People in southwest Virginia signing up on Healthcare.gov only have one insurer to choose from

LYNCHBURG, Va. – Many people in our area insured under the Affordable Care Act may find their healthcare provider dropped them this year.

In the greater Lynchburg area, there are now 15,000 to 18,000 people who need to find a new plan, but when they go to look this month, they'll find only one insurer left.

In the Roanoke and New River valleys, that's Anthem. In the greater Lynchburg area it's the Piedmont Community Health Plan, or PCHP, which currently covers about 5,000 people. Staff say this year that number could triple.

"There is a potential for about 15,000 to 18,000 membership lives that could come to Piedmont Community Health Plan," Piedmont spokesperson Diane Ludwig said.

Ludwig said those thousands are what was left after Anthem and Optima Health pulled out of the Lynchburg market.

"That was going to leave those 15,000 to 18,000 people with no options if Piedmont decided to also pull out, and so ultimately it was a mission-based decision to offer that service," Ludwig said.
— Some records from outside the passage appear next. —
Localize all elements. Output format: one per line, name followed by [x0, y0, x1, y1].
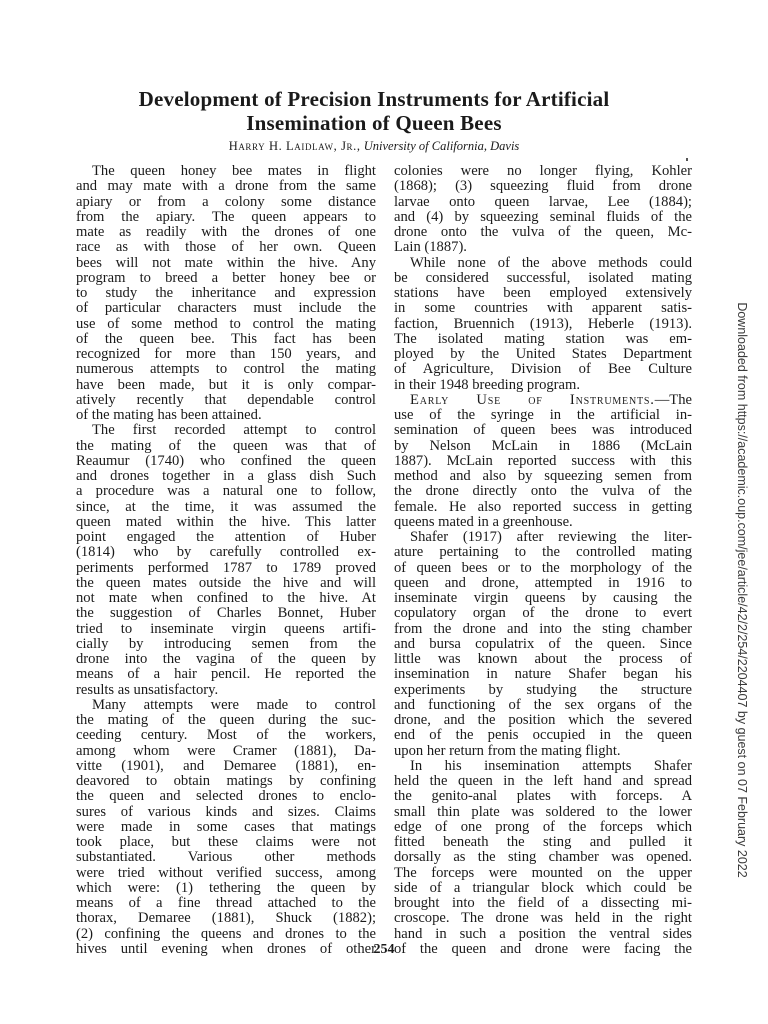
- print-mark: [686, 158, 688, 161]
- text-line: means of a fine thread attached to the: [76, 895, 376, 911]
- download-watermark: Downloaded from https://academic.oup.com/jee/article/42/2/254/2204407 by guest on 07 February 2022: [735, 302, 749, 878]
- text-line: point engaged the attention of Huber: [76, 529, 376, 545]
- text-line: be considered successful, isolated mating: [394, 269, 692, 286]
- text-line: which were: (1) tethering the queen by: [76, 879, 376, 896]
- text-line: to study the inheritance and expression: [76, 285, 376, 301]
- text-line: not mate when confined to the hive. At: [76, 590, 376, 606]
- text-line: larvae onto queen larvae, Lee (1884);: [394, 193, 692, 210]
- text-line: croscope. The drone was held in the right: [394, 910, 692, 927]
- text-line: dorsally as the sting chamber was opened.: [394, 849, 692, 866]
- text-line: inseminate virgin queens by causing the: [394, 590, 692, 606]
- text-line: hand in such a position the ventral sides: [394, 925, 692, 942]
- text-line: end of the penis occupied in the queen: [394, 727, 692, 744]
- text-line: The queen honey bee mates in flight: [92, 163, 376, 179]
- text-line: faction, Bruennich (1913), Heberle (1913).: [394, 315, 692, 332]
- text-line: tried to inseminate virgin queens artifi-: [76, 620, 376, 637]
- text-line: race as with those of her own. Queen: [76, 239, 376, 256]
- text-line: mate as readily with the drones of one: [76, 224, 376, 240]
- text-line: drone, and the position which the severed: [394, 712, 692, 728]
- author-affiliation: University of California, Davis: [363, 139, 520, 153]
- text-line: held the queen in the left hand and spread: [394, 773, 692, 789]
- text-line: semination of queen bees was introduced: [394, 422, 692, 439]
- text-line: numerous attempts to control the mating: [76, 361, 376, 378]
- text-line: (2) confining the queens and drones to the: [76, 925, 376, 942]
- text-line: bees will not mate within the hive. Any: [76, 254, 376, 271]
- text-line: thorax, Demaree (1881), Shuck (1882);: [76, 910, 376, 927]
- text-line: queen and drone, attempted in 1916 to: [394, 574, 692, 591]
- text-line: and functioning of the sex organs of the: [394, 696, 692, 713]
- text-line: the mating of the queen during the suc-: [76, 712, 376, 728]
- text-line: took place, but these claims were not: [76, 834, 376, 850]
- text-line: the queen mates outside the hive and will: [76, 574, 376, 591]
- text-line: substantiated. Various other methods: [76, 849, 376, 866]
- article-title-line-2: Insemination of Queen Bees: [246, 111, 502, 135]
- text-line: apiary or from a colony some distance: [76, 193, 376, 210]
- text-line: In his insemination attempts Shafer: [410, 757, 692, 774]
- text-line: stations have been employed extensively: [394, 285, 692, 301]
- text-line: experiments by studying the structure: [394, 681, 692, 698]
- text-line: the genito-anal plates with forceps. A: [394, 788, 692, 805]
- text-line: among whom were Cramer (1881), Da-: [76, 742, 376, 759]
- text-line: a procedure was a natural one to follow,: [76, 483, 376, 500]
- article-title-line-1: Development of Precision Instruments for Artificial: [138, 87, 610, 111]
- text-line: in their 1948 breeding program.: [394, 376, 581, 393]
- text-line: use of some method to control the mating: [76, 315, 376, 332]
- text-line: Reaumur (1740) who confined the queen: [76, 452, 376, 469]
- text-line: little was known about the process of: [394, 651, 692, 667]
- text-line: female. He also reported success in getting: [394, 498, 692, 515]
- text-line: queen mated within the hive. This latter: [76, 513, 376, 530]
- text-line: While none of the above methods could: [410, 254, 692, 271]
- text-line: (1814) who by carefully controlled ex-: [76, 544, 376, 561]
- text-line: the drone directly onto the vulva of the: [394, 483, 692, 500]
- text-line: hives until evening when drones of other: [76, 940, 376, 957]
- text-line: Shafer (1917) after reviewing the liter-: [410, 529, 692, 545]
- text-line: colonies were no longer flying, Kohler: [394, 163, 692, 179]
- text-line: copulatory organ of the drone to evert: [394, 605, 692, 622]
- text-line: since, at the time, it was assumed the: [76, 498, 376, 515]
- text-line: cially by introducing semen from the: [76, 635, 376, 652]
- text-line: from the apiary. The queen appears to: [76, 208, 376, 225]
- text-line: drone into the vagina of the queen by: [76, 651, 376, 667]
- text-line: and (4) by squeezing seminal fluids of the: [394, 208, 692, 225]
- text-line: means of a hair pencil. He reported the: [76, 666, 376, 683]
- text-line: drone onto the vulva of the queen, Mc-: [394, 224, 692, 240]
- section-heading: Early Use of Instruments.: [410, 391, 655, 408]
- text-line: have been made, but it is only compar-: [76, 376, 376, 393]
- text-line: of queen bees or to the morphology of the: [394, 559, 692, 576]
- text-line: of particular characters must include the: [76, 300, 376, 317]
- text-line: side of a triangular block which could be: [394, 879, 692, 896]
- text-line: insemination in nature Shafer began his: [394, 666, 692, 683]
- text-line: the mating of the queen was that of: [76, 437, 376, 454]
- text-line: and bursa copulatrix of the queen. Since: [394, 635, 692, 652]
- text-line: sures of various kinds and sizes. Claims: [76, 803, 376, 820]
- text-line: small thin plate was soldered to the lower: [394, 803, 692, 820]
- text-line: periments performed 1787 to 1789 proved: [76, 559, 376, 576]
- text-line: of Agriculture, Division of Bee Culture: [394, 361, 692, 378]
- text-line: program to breed a better honey bee or: [76, 269, 376, 286]
- text-line: Many attempts were made to control: [92, 696, 376, 713]
- text-line: deavored to obtain matings by confining: [76, 773, 376, 789]
- text-line: atively recently that dependable control: [76, 391, 376, 408]
- text-line: The isolated mating station was em-: [394, 330, 692, 347]
- left-column: [76, 164, 376, 957]
- text-line: by Nelson McLain in 1886 (McLain: [394, 437, 692, 454]
- text-line: the queen and selected drones to enclo-: [76, 788, 376, 805]
- page-number: 254: [373, 942, 395, 957]
- text-line: results as unsatisfactory.: [76, 681, 219, 698]
- text-line: edge of one prong of the forceps which: [394, 818, 692, 835]
- text-line: the suggestion of Charles Bonnet, Huber: [76, 605, 376, 622]
- text-line: from the drone and into the sting chamber: [394, 620, 692, 637]
- text-line: (1868); (3) squeezing fluid from drone: [394, 178, 692, 195]
- right-column: [394, 164, 692, 957]
- text-line: in some countries with apparent satis-: [394, 300, 692, 317]
- text-line: The first recorded attempt to control: [92, 422, 376, 439]
- text-line: and may mate with a drone from the same: [76, 178, 376, 195]
- text-line: of the mating has been attained.: [76, 407, 262, 423]
- text-line: The forceps were mounted on the upper: [394, 864, 692, 881]
- text-line: 1887). McLain reported success with this: [394, 452, 692, 469]
- text-line: method and also by squeezing semen from: [394, 468, 692, 484]
- text-line: ceeding century. Most of the workers,: [76, 727, 376, 744]
- text-line: Lain (1887).: [394, 239, 467, 256]
- text-line: ature pertaining to the controlled mating: [394, 544, 692, 561]
- text-line: recognized for more than 150 years, and: [76, 346, 376, 362]
- text-line: vitte (1901), and Demaree (1881), en-: [76, 757, 376, 774]
- text-line: ployed by the United States Department: [394, 346, 692, 362]
- text-line: use of the syringe in the artificial in-: [394, 407, 692, 423]
- byline: [40, 139, 708, 153]
- author-name: Harry H. Laidlaw, Jr.,: [228, 139, 361, 153]
- text-line: of the queen bee. This fact has been: [76, 330, 376, 347]
- text-line: upon her return from the mating flight.: [394, 742, 621, 759]
- text-line: of the queen and drone were facing the: [394, 940, 692, 957]
- text-line: and drones together in a glass dish Such: [76, 468, 376, 484]
- text-line: fitted beneath the sting and pulled it: [394, 834, 692, 850]
- text-line: were made in some cases that matings: [76, 818, 376, 835]
- text-line: brought into the field of a dissecting mi-: [394, 895, 692, 911]
- text-line: Early Use of Instruments.—The: [410, 391, 692, 408]
- text-line: were tried without verified success, among: [76, 864, 376, 881]
- text-line: queens mated in a greenhouse.: [394, 513, 573, 530]
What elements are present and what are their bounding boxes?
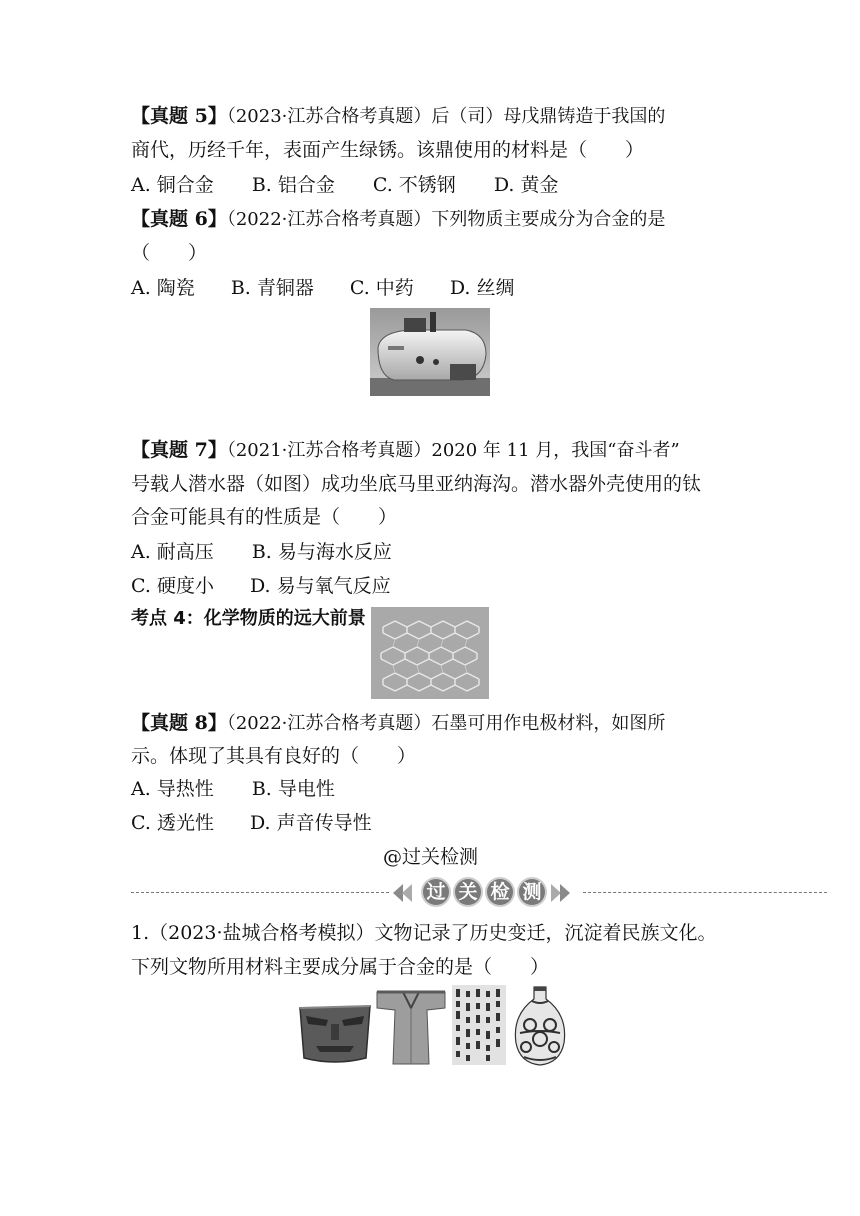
q8-options-row-2: [131, 809, 741, 837]
q5-line-1: [131, 102, 741, 131]
divider-rule-right: [583, 892, 827, 893]
q7-option-d: D. 易与氧气反应: [249, 575, 391, 597]
q5-option-c: C. 不锈钢: [372, 174, 456, 196]
q5-tag: 【真题 5】: [131, 105, 227, 127]
q7-option-a: A. 耐高压: [131, 541, 214, 563]
q7-text-3: 合金可能具有的性质是（ ）: [131, 506, 398, 528]
q6-tag: 【真题 6】: [131, 208, 227, 230]
q6-option-d: D. 丝绸: [449, 277, 515, 299]
q5-option-b: B. 铝合金: [251, 174, 335, 196]
p1-text-2: 下列文物所用材料主要成分属于合金的是（ ）: [131, 956, 550, 978]
q7-line-1: [131, 436, 741, 465]
section-heading: 考点 4：化学物质的远大前景: [131, 608, 366, 629]
q6-option-a: A. 陶瓷: [131, 277, 195, 299]
q8-text-2: 示。体现了其具有良好的（ ）: [131, 745, 417, 767]
check-banner: [393, 878, 579, 908]
check-label: @过关检测: [383, 846, 479, 868]
q8-tag: 【真题 8】: [131, 712, 227, 734]
q7-tag: 【真题 7】: [131, 439, 227, 461]
banner-char: 过: [423, 879, 449, 905]
silk-garment-image: [375, 988, 447, 1066]
banner-right-arrow-icon: [560, 884, 570, 902]
q8-option-c: C. 透光性: [131, 812, 214, 834]
divider-rule-left: [131, 892, 389, 893]
q6-option-b: B. 青铜器: [230, 277, 314, 299]
section-divider: [131, 878, 827, 908]
calligraphy-image: [452, 985, 506, 1065]
porcelain-vase-image: [510, 985, 570, 1067]
banner-char: 关: [455, 879, 481, 905]
q5-text-2: 商代，历经千年，表面产生绿锈。该鼎使用的材料是（ ）: [131, 139, 645, 161]
q6-text-2: （ ）: [131, 242, 208, 264]
q6-option-c: C. 中药: [349, 277, 414, 299]
q8-line-1: [131, 709, 741, 738]
q5-option-d: D. 黄金: [493, 174, 559, 196]
q7-text-1: （2021·江苏合格考真题）2020 年 11 月，我国“奋斗者”: [226, 440, 680, 461]
bronze-mask-image: [296, 998, 374, 1066]
q5-options: [131, 171, 741, 199]
banner-left-arrow-icon: [402, 884, 412, 902]
q7-options-row-2: [131, 572, 741, 600]
q7-option-c: C. 硬度小: [131, 575, 214, 597]
banner-char: 测: [519, 879, 545, 905]
q8-options-row-1: [131, 775, 741, 803]
q8-option-a: A. 导热性: [131, 778, 214, 800]
q7-options-row-1: [131, 538, 741, 566]
q8-option-b: B. 导电性: [251, 778, 335, 800]
q6-line-1: [131, 205, 741, 234]
q6-text-1: （2022·江苏合格考真题）下列物质主要成分为合金的是: [226, 209, 666, 230]
submersible-image: [370, 308, 490, 396]
q7-option-b: B. 易与海水反应: [251, 541, 392, 563]
q7-text-2: 号载人潜水器（如图）成功坐底马里亚纳海沟。潜水器外壳使用的钛: [131, 473, 702, 495]
q8-option-d: D. 声音传导性: [249, 812, 372, 834]
q8-text-1: （2022·江苏合格考真题）石墨可用作电极材料，如图所: [226, 713, 666, 734]
q5-text-1: （2023·江苏合格考真题）后（司）母戊鼎铸造于我国的: [226, 106, 666, 127]
p1-text-1: 1.（2023·盐城合格考模拟）文物记录了历史变迁，沉淀着民族文化。: [131, 922, 717, 944]
banner-char: 检: [487, 879, 513, 905]
q6-options: [131, 274, 741, 302]
graphite-structure-image: [371, 607, 489, 699]
q5-option-a: A. 铜合金: [131, 174, 214, 196]
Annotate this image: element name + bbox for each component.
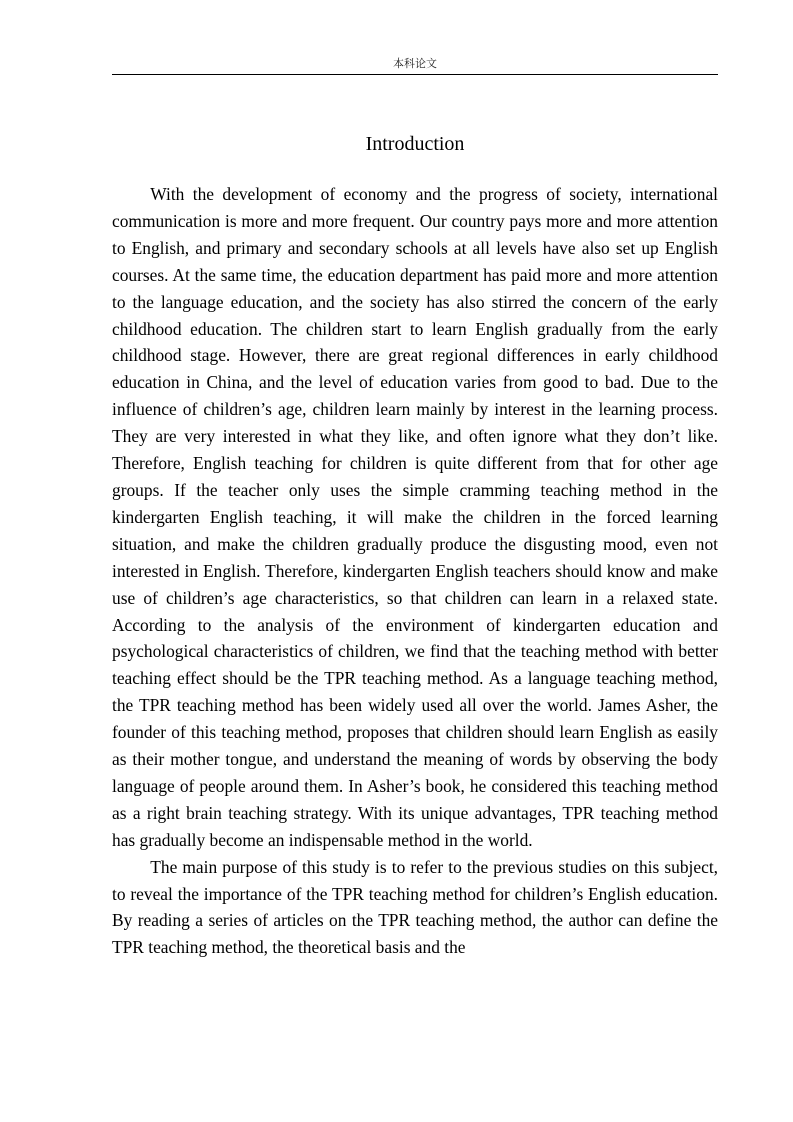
body-text <box>112 181 718 961</box>
paragraph-2: The main purpose of this study is to refer to the previous studies on this subject, to reveal the importance of the TPR teaching method for children’s English education. By reading a series of articles on the TPR teaching method, the author can define the TPR teaching method, the theoretical basis and the <box>112 856 718 958</box>
section-title: Introduction <box>365 133 465 155</box>
header-divider <box>112 74 718 75</box>
running-header: 本科论文 <box>393 57 437 70</box>
paragraph-1: With the development of economy and the progress of society, international communication is more and more frequent. Our country pays more and more attention to English, and primary and secondary schools at all levels have also set up English courses. At the same time, the education department has paid more and more attention to the language education, and the society has also stirred the concern of the early childhood education. The children start to learn English gradually from the early childhood stage. However, there are great regional differences in early childhood education in China, and the level of education varies from good to bad. Due to the influence of children’s age, children learn mainly by interest in the learning process. They are very interested in what they like, and often ignore what they don’t like. Therefore, English teaching for children is quite different from that for other age groups. If the teacher only uses the simple cramming teaching method in the kindergarten English teaching, it will make the children in the forced learning situation, and make the children gradually produce the disgusting mood, even not interested in English. Therefore, kindergarten English teachers should know and make use of children’s age characteristics, so that children can learn in a relaxed state. According to the analysis of the environment of kindergarten education and psychological characteristics of children, we find that the teaching method with better teaching effect should be the TPR teaching method. As a language teaching method, the TPR teaching method has been widely used all over the world. James Asher, the founder of this teaching method, proposes that children should learn English as easily as their mother tongue, and understand the meaning of words by observing the body language of people around them. In Asher’s book, he considered this teaching method as a right brain teaching strategy. With its unique advantages, TPR teaching method has gradually become an indispensable method in the world. <box>112 184 718 850</box>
Piedmont said the other two insurers left because this year, the government stopped paying a portion of each policy for those making more than $48,000 a year, meaning insurers had to foot the bill and raise rates to make a profit. For Piedmont, that rate increase is 53 percent. That means for an identical high deductible plan, if you make below $48,000, the subsidy kicks in and you pay just under $200 a month, but over $48,000 and you're looking at $340 a month.

The added financial burdens of higher enrollment are now on Piedmont's shoulders, but Ludwig said, they're gearing up to face the challenge.

"It's the right thing to do to prepare for that and take steps, and that is hiring additional staff where that's going to be needed," Ludwig said.